Of all the segments, consumers surveyed ranked casual-dining restaurants strongest when it comes to meeting the dine-in demands of good tasting food, good service and convenience.

Driving dine-in

(Continued from page 1)

While there’s a big opportunity for growth in dine-in traffic in casual dining, operators’ responses to consumers’ new dine-in needs has been varied, ranging from some brands that have made minor menu tweaks or begun offering a heavy rotation of combo deals, to others that have completely evolved the restaurant experience. The Melting Pot and Sizzler share their responses to consumers’ new needs and the positive results so far.

The Melting Pot

Melting Pot president Mike Lester said the chain’s strong finish is driven by recent menu improvements. Photo: The Melting Pot

In 2011, the 165-unit fondue chain began making radical operations and menu changes that have resulted in increases in sales, traffic and frequency of visits, as well first place in NRN’s Consumer Trends Picks 2015 survey.

Mike Lester, president of The Melting Pot, credited the fondue restaurant’s success to its commitment to exceptional food and beverage, generous hospitality, immaculate environment and happy team members, but also to listening to its customers.

“We are listening to our customers and reacting to what they are telling us more than ever,” Lester said. “Our reactions are much bolder and rapid.”

To find out what customers wanted, the Tampa, Fla.-based chain conducted intense focus groups a few years ago with current and lapsed customers, and those who had never tried to the brand before.
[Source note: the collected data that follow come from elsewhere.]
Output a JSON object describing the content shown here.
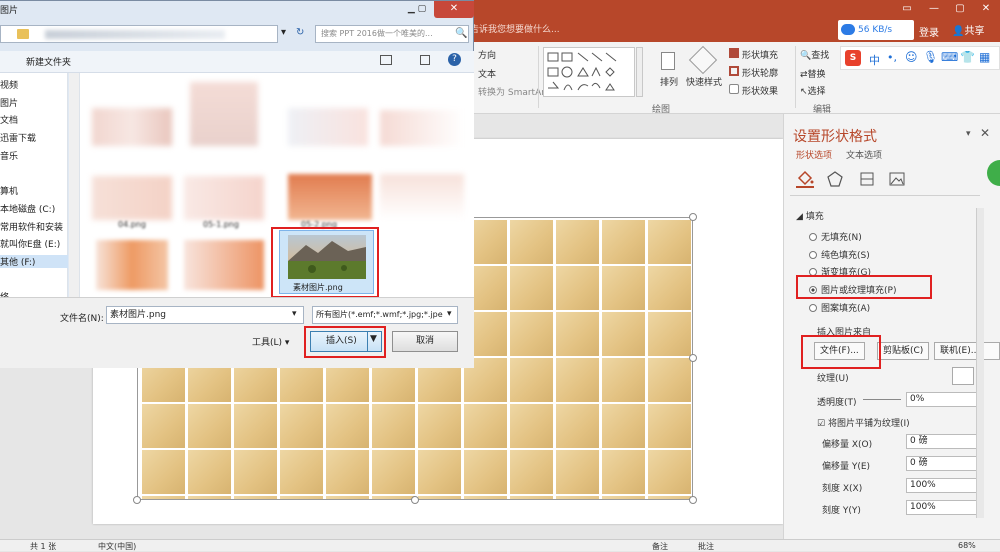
{
  "window": {
    "tell_me": "告诉我您想要做什么...",
    "login": "登录",
    "share": "共享",
    "net_speed": "56 KB/s"
  },
  "ribbon": {
    "direction": "方向",
    "text_label": "文本",
    "smartart": "转换为 SmartArt",
    "arrange": "排列",
    "quick_styles": "快速样式",
    "shape_fill": "形状填充",
    "shape_outline": "形状轮廓",
    "shape_effects": "形状效果",
    "find": "查找",
    "replace": "替换",
    "select": "选择",
    "group_drawing": "绘图",
    "group_editing": "编辑"
  },
  "ime": {
    "logo": "S",
    "lang": "中"
  },
  "pane": {
    "title": "设置形状格式",
    "tab_shape": "形状选项",
    "tab_text": "文本选项",
    "fill_header": "填充",
    "radio_none": "无填充(N)",
    "radio_solid": "纯色填充(S)",
    "radio_gradient": "渐变填充(G)",
    "radio_picture": "图片或纹理填充(P)",
    "radio_pattern": "图案填充(A)",
    "insert_from": "插入图片来自",
    "btn_file": "文件(F)...",
    "btn_clipboard": "剪贴板(C)",
    "btn_online": "联机(E)...",
    "texture": "纹理(U)",
    "transparency": "透明度(T)",
    "transparency_value": "0%",
    "tile_checkbox": "将图片平铺为纹理(I)",
    "offset_x": "偏移量 X(O)",
    "offset_x_value": "0 磅",
    "offset_y": "偏移量 Y(E)",
    "offset_y_value": "0 磅",
    "scale_x": "刻度 X(X)",
    "scale_x_value": "100%",
    "scale_y": "刻度 Y(Y)",
    "scale_y_value": "100%"
  },
  "status": {
    "slide": "共 1 张",
    "language": "中文(中国)",
    "notes": "备注",
    "comments": "批注",
    "zoom": "68%"
  },
  "dialog": {
    "title": "图片",
    "search_placeholder": "搜索 PPT 2016做一个唯美的...",
    "new_folder": "新建文件夹",
    "nav": [
      "视频",
      "图片",
      "文档",
      "迅雷下载",
      "音乐",
      "算机",
      "本地磁盘 (C:)",
      "常用软件和安装",
      "就叫你E盘 (E:)",
      "其他 (F:)",
      "络"
    ],
    "files": [
      "04.png",
      "05-1.png",
      "05-2.png",
      "素材图片.png"
    ],
    "filename_label": "文件名(N):",
    "filename_value": "素材图片.png",
    "filetype_value": "所有图片(*.emf;*.wmf;*.jpg;*.jpe",
    "tools": "工具(L)",
    "insert": "插入(S)",
    "cancel": "取消"
  }
}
What they learned was that the majority of consumers wanted more reasons to visit The Melting Pot more often than just for special occasions. Soon after, the chain expanded its dining experience from its fixed four-course fondue dinner for two to a more customizable menu and experience. It also increased communication and training to provide its servers and managers with more tools to deliver individualized hospitality.
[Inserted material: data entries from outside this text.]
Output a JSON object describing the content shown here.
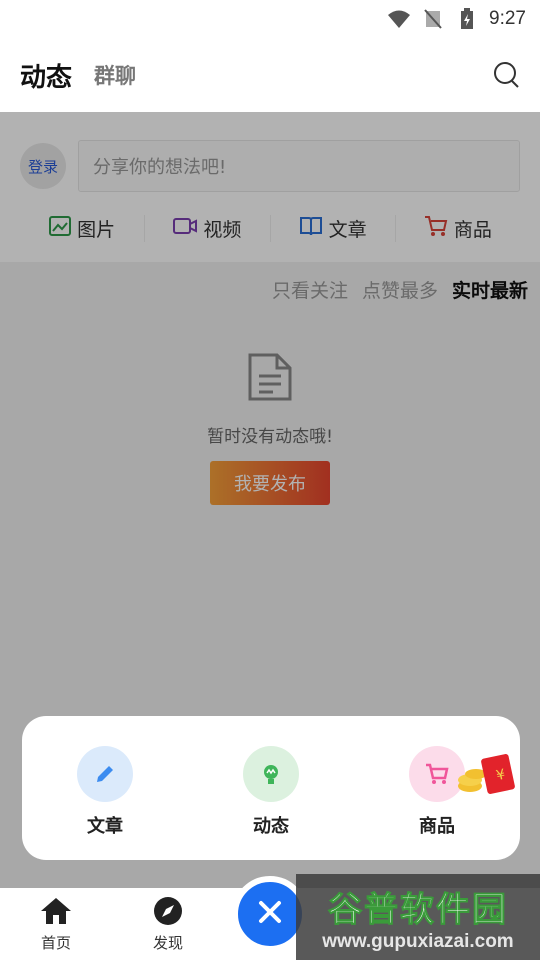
{
  "status_bar": {
    "time": "9:27"
  },
  "header": {
    "tabs": [
      {
        "label": "动态",
        "active": true
      },
      {
        "label": "群聊",
        "active": false
      }
    ]
  },
  "composer": {
    "login_label": "登录",
    "input_placeholder": "分享你的想法吧!",
    "media": [
      {
        "label": "图片",
        "icon": "image-icon"
      },
      {
        "label": "视频",
        "icon": "video-icon"
      },
      {
        "label": "文章",
        "icon": "book-icon"
      },
      {
        "label": "商品",
        "icon": "cart-icon"
      }
    ]
  },
  "sort": {
    "options": [
      "只看关注",
      "点赞最多",
      "实时最新"
    ],
    "active": "实时最新"
  },
  "empty": {
    "message": "暂时没有动态哦!",
    "button": "我要发布"
  },
  "popup": {
    "items": [
      {
        "label": "文章",
        "icon": "pencil-icon",
        "color": "#3c8cf0"
      },
      {
        "label": "动态",
        "icon": "bulb-icon",
        "color": "#3fb55a"
      },
      {
        "label": "商品",
        "icon": "cart-icon",
        "color": "#f0569a"
      }
    ]
  },
  "tabbar": {
    "items": [
      {
        "label": "首页",
        "icon": "home-icon"
      },
      {
        "label": "发现",
        "icon": "compass-icon"
      }
    ]
  },
  "watermark": {
    "title": "谷普软件园",
    "url": "www.gupuxiazai.com"
  },
  "colors": {
    "accent": "#1c6ff2",
    "publish_start": "#f6a13a",
    "publish_end": "#e8452f"
  }
}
“Consumers don’t want to be boxed in,” Lester said.

To bring more customers into its restaurants, Mission Viejo, Calif.-based Sizzler has spent the last few years remodeling its locations and broadening the options of how consumers use the brand. For example, not so long ago the steakhouse offered a single type of full-service dining experience. Today it appeals to its diverse customers with fast-casual-like seating options, a premium salad bar and a broader main menu, all of which facilitate a more customizable dining experience.

Sizzler’s modernized salad bar is a dine-in driver. Photo: Sizzler

“There’s a need or desire to have varying experiences,” Sizzler CEO Kerry Kramp said.

To support these new options, Sizzler has increased the focus on training its servers, ensuring they aren’t just food runners, but menu experts who provide just the right amount of engagement to each individual customer.

“At the end of the meal, it’s not just satisfaction with food,” Kramp said. “It’s the whole experience.”

The steakhouse chain’s efforts to improve the overall dining experience, while still allowing customization, have earned it a broader customer base and increased frequency of visits, according to Kramp. Up next for the continually evolving brand is a gourmet tossed salad station, currently in the early stages of development.